Tagged Image File Format

Tagged Image File Format (MIME: image/tiff) is a versatile, high-quality image format widely used in professional photography, publishing, and medical imaging, supporting lossless compression and multiple layers.

History and Development

TIFF (Tagged Image File Format) was created by Aldus Corporation (later acquired by Adobe) in 1986. It was designed for desktop publishing and scanning. TIFF 6.0 (1992) is the current standard, maintained by Adobe. The format's extensibility through "tags" makes it suitable for scientific and medical imaging applications.

Technical Specifications

  • Compression: Uncompressed, LZW, ZIP, or JPEG compression
  • Color depth: 1-bit to 64-bit (16-bit per channel)
  • Color spaces: RGB, CMYK, Lab, grayscale
  • Layers: Multi-page/multi-layer support
  • Transparency: Alpha channel supported
  • Metadata: Rich EXIF, IPTC, XMP support
  • Max file size: Up to 4 GB (BigTIFF supports larger)

Common Use Cases

TIFF is the standard for professional print production, high-end photography editing, medical imaging (X-rays, MRI), GIS/satellite imagery, and archival storage. Print shops typically require TIFF files. Photographers use TIFF as an editing intermediate between RAW and final output.

TIF vs Similar Formats

  • TIFF vs PNG: Both are lossless, but TIFF supports CMYK, layers, and higher bit depths. PNG is better for web use.
  • TIFF vs RAW: RAW contains unprocessed sensor data; TIFF is a processed, standardized format. Photographers convert RAW to TIFF for editing.

How to Open and Edit

TIFF opens in Photoshop, GIMP, Lightroom, and macOS Preview. Windows requires a viewer app or Photos app. For web display, convert TIFF to JPEG or WebP as browsers don't support TIFF natively.

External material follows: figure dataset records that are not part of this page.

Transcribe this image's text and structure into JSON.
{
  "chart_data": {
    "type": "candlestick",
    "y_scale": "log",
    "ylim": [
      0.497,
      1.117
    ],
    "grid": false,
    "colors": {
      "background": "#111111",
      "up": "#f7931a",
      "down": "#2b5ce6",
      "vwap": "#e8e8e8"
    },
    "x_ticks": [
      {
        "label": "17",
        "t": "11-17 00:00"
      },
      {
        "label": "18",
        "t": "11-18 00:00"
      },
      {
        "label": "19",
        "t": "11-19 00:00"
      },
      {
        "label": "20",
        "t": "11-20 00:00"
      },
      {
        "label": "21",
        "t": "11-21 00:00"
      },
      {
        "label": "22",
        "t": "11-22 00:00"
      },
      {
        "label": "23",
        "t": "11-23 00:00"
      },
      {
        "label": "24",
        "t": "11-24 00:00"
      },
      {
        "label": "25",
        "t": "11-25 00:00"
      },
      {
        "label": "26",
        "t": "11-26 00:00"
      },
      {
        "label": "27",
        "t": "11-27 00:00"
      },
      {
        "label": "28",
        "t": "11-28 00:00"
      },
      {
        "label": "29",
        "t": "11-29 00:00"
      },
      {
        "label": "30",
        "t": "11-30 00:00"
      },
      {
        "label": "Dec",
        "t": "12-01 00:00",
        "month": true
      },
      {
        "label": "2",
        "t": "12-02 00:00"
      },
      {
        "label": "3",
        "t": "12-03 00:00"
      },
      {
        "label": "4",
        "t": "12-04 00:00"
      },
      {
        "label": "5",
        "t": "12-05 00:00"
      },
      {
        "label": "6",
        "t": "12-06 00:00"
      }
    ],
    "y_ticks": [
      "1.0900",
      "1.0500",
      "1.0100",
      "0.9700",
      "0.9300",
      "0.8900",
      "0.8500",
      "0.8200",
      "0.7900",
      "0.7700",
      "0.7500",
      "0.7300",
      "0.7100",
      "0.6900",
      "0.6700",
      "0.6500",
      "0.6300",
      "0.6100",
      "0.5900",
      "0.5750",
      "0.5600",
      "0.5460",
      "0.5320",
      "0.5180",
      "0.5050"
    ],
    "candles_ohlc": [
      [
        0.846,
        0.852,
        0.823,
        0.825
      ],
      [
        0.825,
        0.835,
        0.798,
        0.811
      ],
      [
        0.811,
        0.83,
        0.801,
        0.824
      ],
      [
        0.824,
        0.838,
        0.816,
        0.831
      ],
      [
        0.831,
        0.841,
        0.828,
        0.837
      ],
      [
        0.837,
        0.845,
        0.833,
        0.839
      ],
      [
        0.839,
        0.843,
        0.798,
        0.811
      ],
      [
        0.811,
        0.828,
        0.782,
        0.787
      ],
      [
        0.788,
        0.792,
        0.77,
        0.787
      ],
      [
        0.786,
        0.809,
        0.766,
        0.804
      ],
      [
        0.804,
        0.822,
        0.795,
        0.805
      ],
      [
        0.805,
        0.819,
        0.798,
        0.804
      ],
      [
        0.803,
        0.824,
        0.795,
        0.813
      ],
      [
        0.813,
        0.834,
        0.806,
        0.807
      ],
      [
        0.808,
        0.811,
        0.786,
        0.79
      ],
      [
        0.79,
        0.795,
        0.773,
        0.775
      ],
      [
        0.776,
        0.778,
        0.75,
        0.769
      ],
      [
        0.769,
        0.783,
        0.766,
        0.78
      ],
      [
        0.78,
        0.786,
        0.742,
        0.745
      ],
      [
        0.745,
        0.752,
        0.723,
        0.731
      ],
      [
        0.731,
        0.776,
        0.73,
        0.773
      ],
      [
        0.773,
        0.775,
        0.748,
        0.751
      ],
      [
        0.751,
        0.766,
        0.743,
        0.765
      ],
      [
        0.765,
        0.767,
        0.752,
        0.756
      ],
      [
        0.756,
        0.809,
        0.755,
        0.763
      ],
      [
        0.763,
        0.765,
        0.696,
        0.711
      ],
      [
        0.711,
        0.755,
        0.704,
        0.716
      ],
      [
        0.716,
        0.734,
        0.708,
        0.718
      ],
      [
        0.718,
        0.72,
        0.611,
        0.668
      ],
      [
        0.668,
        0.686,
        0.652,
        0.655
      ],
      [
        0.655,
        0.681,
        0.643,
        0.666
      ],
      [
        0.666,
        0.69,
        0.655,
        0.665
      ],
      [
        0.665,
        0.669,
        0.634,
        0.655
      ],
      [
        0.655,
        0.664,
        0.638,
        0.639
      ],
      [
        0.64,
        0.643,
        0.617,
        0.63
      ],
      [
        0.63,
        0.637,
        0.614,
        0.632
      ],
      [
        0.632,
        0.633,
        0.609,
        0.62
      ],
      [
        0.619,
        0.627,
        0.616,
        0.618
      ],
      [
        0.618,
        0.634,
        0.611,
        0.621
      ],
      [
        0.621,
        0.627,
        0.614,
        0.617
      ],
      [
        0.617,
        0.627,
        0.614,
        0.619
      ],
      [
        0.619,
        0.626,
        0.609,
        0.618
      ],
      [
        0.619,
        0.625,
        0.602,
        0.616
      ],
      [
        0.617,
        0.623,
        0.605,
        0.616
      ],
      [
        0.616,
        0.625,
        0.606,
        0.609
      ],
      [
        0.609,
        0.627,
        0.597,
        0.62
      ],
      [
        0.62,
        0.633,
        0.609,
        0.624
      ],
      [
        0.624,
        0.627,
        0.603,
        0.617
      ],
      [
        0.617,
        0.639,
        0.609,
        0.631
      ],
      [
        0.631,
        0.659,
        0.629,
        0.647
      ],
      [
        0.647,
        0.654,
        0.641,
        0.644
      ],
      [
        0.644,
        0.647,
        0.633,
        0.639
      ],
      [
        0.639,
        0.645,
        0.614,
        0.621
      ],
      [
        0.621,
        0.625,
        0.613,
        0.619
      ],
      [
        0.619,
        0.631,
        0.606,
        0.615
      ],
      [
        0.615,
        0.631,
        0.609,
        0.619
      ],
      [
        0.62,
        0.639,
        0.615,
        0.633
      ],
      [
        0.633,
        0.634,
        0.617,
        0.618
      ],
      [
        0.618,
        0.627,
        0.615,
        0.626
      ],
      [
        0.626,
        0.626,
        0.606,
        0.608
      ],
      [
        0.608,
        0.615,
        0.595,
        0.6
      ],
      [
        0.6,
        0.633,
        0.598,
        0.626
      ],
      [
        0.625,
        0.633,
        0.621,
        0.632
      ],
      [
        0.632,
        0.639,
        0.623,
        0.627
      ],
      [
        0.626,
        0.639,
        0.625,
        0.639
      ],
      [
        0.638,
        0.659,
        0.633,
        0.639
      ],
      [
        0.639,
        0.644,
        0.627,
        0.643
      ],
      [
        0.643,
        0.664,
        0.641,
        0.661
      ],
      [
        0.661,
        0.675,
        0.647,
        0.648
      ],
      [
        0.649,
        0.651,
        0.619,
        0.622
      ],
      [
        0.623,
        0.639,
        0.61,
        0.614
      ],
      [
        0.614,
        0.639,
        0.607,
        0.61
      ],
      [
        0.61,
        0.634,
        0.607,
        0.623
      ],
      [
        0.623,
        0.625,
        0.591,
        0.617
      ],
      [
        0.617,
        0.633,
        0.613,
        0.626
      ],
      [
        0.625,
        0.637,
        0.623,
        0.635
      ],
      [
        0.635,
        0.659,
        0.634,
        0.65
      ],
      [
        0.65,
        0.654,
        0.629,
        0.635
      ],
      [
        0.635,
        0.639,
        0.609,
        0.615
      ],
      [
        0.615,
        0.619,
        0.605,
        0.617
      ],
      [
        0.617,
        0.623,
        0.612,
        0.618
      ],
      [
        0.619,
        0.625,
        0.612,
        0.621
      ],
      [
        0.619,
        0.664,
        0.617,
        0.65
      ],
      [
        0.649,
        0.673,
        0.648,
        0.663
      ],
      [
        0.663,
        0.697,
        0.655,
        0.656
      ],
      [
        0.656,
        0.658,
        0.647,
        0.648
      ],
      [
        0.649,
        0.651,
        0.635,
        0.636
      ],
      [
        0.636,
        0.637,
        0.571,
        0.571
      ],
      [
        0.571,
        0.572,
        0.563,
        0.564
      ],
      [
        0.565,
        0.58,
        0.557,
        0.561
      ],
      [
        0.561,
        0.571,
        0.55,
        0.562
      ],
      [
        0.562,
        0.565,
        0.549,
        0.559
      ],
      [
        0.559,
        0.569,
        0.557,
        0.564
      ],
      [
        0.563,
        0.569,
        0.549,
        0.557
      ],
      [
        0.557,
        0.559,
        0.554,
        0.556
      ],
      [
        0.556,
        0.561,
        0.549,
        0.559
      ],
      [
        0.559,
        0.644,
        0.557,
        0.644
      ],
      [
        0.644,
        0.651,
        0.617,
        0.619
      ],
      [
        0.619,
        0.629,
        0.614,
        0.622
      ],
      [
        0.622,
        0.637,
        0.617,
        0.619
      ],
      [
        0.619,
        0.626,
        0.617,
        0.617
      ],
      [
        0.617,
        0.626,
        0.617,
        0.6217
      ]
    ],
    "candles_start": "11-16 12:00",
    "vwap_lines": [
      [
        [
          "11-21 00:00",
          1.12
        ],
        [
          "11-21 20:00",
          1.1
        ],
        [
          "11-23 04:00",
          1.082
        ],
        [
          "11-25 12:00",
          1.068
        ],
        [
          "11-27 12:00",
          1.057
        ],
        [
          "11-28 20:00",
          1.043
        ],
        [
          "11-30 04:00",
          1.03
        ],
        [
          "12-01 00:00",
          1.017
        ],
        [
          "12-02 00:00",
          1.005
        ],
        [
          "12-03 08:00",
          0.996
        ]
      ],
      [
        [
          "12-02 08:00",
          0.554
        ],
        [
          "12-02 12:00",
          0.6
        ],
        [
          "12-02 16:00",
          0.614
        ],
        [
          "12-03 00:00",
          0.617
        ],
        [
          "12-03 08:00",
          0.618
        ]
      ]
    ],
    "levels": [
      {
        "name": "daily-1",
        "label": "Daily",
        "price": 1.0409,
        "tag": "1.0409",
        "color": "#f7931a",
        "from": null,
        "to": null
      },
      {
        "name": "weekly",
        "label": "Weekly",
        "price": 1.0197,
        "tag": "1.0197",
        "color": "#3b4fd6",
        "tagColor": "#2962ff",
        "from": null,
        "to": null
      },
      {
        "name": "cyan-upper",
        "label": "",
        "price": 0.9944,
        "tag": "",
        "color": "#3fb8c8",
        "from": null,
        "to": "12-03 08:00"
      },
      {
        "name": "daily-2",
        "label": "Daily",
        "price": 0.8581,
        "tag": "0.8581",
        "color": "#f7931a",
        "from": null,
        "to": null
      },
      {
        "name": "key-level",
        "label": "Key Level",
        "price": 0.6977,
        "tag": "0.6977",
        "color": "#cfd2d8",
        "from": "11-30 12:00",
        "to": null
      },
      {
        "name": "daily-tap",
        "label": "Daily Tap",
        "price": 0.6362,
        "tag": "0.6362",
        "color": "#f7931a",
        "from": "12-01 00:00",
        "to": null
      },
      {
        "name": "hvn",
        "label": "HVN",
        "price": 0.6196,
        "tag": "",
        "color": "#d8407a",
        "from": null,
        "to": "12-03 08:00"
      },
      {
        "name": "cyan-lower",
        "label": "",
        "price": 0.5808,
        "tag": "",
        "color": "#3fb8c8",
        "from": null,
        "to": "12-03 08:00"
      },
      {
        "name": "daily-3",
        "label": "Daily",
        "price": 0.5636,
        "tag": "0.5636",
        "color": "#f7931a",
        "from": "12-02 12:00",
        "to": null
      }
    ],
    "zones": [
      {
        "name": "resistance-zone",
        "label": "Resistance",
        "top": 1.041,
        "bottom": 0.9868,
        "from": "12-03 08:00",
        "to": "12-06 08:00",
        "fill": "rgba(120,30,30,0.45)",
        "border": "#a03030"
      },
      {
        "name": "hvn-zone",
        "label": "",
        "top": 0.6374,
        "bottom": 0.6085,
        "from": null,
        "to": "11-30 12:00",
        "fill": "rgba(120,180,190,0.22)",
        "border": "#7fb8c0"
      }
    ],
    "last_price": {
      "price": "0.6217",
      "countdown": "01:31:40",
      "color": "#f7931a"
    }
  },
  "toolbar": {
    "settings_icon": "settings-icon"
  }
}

Frequently Asked Questions

Why are TIFF files so large?

TIFF typically uses lossless compression or no compression at all, preserving full image quality. A 24MP photo as TIFF can be 70-140 MB, compared to 5-10 MB as JPEG.

Can browsers display TIFF?

No, mainstream browsers do not support TIFF. Convert to JPEG, PNG, or WebP for web display.